Another change over the past decade that has often been overlooked is the weather. Agree with me or not, the weather of Hong Kong has become drier both in terms of humidity and the volume of rainfall. I remember when I was a child the summer was characterised by heavy downpours and strong typhoons from time to time and an unbearable level of dampness as if you could clasp your hands and squeeze some water out of the air you breathe. That's why some scientists have warned that Hong Kong and the southern province of Guangdong will become a desert by the next century if no effective measure is taken to prevent the extreme but extraordinary weather.
While I love the dry winds and clear blue sky as much as anyone else does, just like what I experienced last May on a breakaway on Lamma Island, I feel sad that summer is losing its colour to look no different from winter. Don't you remember how outrageously warm it was last winter? I didn't even bother to put on anything made of wool. Not even a sweater. Just by putting on a long-sleeve T-shirt would make me sweat like a pig. I was really upset about this, not because I didn't have to put my winter clothes on, but because I have lost the comfort under the sunshine and cold winds in winter. The chill from the north reminds me of warm memories of the laughter at reunions, the comfort of wrapping myself in a thick quilt, as well as the extraordinary enjoyment of hot food and drinks. A chill-less winter without any wool garments is just too appalling.

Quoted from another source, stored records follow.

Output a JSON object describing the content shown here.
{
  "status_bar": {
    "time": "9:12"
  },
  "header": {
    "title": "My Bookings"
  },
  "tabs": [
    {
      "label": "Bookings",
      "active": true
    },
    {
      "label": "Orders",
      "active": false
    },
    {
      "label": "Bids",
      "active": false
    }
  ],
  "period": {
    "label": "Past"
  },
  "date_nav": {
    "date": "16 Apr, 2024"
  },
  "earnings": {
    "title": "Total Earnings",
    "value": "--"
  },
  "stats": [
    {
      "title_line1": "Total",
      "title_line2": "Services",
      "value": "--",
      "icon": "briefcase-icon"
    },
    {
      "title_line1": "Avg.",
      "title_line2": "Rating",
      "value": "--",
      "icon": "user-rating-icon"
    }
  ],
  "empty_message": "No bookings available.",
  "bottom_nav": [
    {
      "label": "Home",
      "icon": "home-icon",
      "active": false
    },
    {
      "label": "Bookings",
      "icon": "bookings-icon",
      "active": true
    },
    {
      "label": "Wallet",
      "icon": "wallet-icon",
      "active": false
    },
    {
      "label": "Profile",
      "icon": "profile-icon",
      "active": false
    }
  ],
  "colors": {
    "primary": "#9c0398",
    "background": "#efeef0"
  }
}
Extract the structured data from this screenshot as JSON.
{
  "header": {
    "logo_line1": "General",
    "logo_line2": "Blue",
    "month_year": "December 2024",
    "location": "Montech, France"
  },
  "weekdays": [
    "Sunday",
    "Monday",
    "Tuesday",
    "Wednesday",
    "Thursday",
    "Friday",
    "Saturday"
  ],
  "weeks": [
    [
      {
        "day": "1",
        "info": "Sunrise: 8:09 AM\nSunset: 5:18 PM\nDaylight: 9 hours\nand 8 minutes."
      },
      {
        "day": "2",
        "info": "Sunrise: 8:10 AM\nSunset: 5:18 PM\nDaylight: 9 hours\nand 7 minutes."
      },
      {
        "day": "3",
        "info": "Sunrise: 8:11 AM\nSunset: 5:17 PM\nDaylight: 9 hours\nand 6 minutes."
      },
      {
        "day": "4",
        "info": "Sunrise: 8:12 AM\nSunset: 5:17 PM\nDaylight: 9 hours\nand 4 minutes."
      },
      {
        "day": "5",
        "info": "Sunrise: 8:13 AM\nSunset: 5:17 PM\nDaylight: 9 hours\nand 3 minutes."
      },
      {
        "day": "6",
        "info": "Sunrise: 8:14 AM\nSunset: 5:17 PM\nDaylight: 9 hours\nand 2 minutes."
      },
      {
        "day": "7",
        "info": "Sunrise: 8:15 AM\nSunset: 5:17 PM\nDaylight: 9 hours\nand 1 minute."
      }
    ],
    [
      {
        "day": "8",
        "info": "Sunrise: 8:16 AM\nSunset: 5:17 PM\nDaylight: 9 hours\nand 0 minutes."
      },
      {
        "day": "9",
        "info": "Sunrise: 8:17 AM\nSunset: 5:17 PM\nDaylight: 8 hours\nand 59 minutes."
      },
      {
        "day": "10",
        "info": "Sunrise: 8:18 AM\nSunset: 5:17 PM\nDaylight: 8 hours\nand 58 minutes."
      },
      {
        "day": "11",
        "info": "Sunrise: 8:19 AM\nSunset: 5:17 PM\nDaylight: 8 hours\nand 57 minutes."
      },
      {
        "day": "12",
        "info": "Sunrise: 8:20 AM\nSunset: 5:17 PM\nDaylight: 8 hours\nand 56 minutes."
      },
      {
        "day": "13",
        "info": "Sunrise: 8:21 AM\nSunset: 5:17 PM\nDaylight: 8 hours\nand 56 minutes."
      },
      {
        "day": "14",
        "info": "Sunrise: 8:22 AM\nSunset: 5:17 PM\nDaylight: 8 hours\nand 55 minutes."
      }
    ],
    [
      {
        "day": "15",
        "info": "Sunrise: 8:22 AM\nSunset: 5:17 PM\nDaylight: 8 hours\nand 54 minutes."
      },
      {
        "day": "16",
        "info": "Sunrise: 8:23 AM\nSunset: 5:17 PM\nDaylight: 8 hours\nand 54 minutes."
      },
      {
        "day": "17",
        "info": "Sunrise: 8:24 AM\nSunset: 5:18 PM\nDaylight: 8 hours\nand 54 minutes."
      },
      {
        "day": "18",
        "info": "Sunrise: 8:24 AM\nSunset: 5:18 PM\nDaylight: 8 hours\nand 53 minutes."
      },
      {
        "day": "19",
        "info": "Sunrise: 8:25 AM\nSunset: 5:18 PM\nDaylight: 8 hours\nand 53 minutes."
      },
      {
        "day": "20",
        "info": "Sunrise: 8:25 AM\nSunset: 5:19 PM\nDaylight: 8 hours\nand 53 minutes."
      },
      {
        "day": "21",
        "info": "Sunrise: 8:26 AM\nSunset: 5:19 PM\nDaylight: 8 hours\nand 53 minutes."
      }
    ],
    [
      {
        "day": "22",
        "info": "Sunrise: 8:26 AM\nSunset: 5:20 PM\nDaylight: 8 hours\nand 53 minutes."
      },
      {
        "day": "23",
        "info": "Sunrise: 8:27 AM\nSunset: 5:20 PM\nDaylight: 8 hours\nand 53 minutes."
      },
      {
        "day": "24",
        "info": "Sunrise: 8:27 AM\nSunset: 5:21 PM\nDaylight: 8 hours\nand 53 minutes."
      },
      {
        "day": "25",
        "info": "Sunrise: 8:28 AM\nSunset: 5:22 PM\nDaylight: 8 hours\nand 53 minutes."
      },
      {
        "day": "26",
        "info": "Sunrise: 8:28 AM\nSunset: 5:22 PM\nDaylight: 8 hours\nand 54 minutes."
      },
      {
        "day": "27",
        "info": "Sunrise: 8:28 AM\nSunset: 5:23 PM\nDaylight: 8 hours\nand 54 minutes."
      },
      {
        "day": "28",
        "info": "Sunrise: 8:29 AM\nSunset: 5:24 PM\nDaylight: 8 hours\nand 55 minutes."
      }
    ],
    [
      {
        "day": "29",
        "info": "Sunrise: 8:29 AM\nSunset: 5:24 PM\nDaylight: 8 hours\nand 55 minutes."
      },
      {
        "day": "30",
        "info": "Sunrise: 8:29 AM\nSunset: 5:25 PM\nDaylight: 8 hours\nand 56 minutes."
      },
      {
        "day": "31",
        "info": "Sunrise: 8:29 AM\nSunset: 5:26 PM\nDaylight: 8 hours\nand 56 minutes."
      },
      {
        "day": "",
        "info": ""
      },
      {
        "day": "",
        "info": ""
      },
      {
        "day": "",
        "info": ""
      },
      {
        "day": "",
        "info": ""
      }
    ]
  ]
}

No doubt that a complicated combination of factors that has come into existence for decades contributes to the climate change. Yet I wonder what we have done to realise how serious the problem has become, let alone fix it. That's why air-conditioners of all brands have been sold out this summer due to the record-high sizzling heat. We are too used to find the handiest solutions to our immediate comfort without even thinking for a second about the root cause of the problem and how to address it.
That's simply not the way forward, if we are going to make Hong Kong a better home not for us, but for our younger generations.
I really wonder why the green groups spend all their time and effort criticising the power companies of polluting the air of Hong Kong. Don't you think the some 600,000 motor vehicles running on the streets of Hong Kong every day bear some sort of responsibility? Are unleaded auto fuels and liquefied petroleum gas the only thing we can do? How about emissions trading with Guangdong province when most of us blame the manufacturing plants there for the poor air quality? What have the Government and green groups and all other parties concerned have done to encourage the use of public transport and avoid driving unless absolutely necessary? What about those guys who like driving more as a means of showing-off than a transport requirement?
Show me the facts and figures and tell me that I'm terribly wrong here.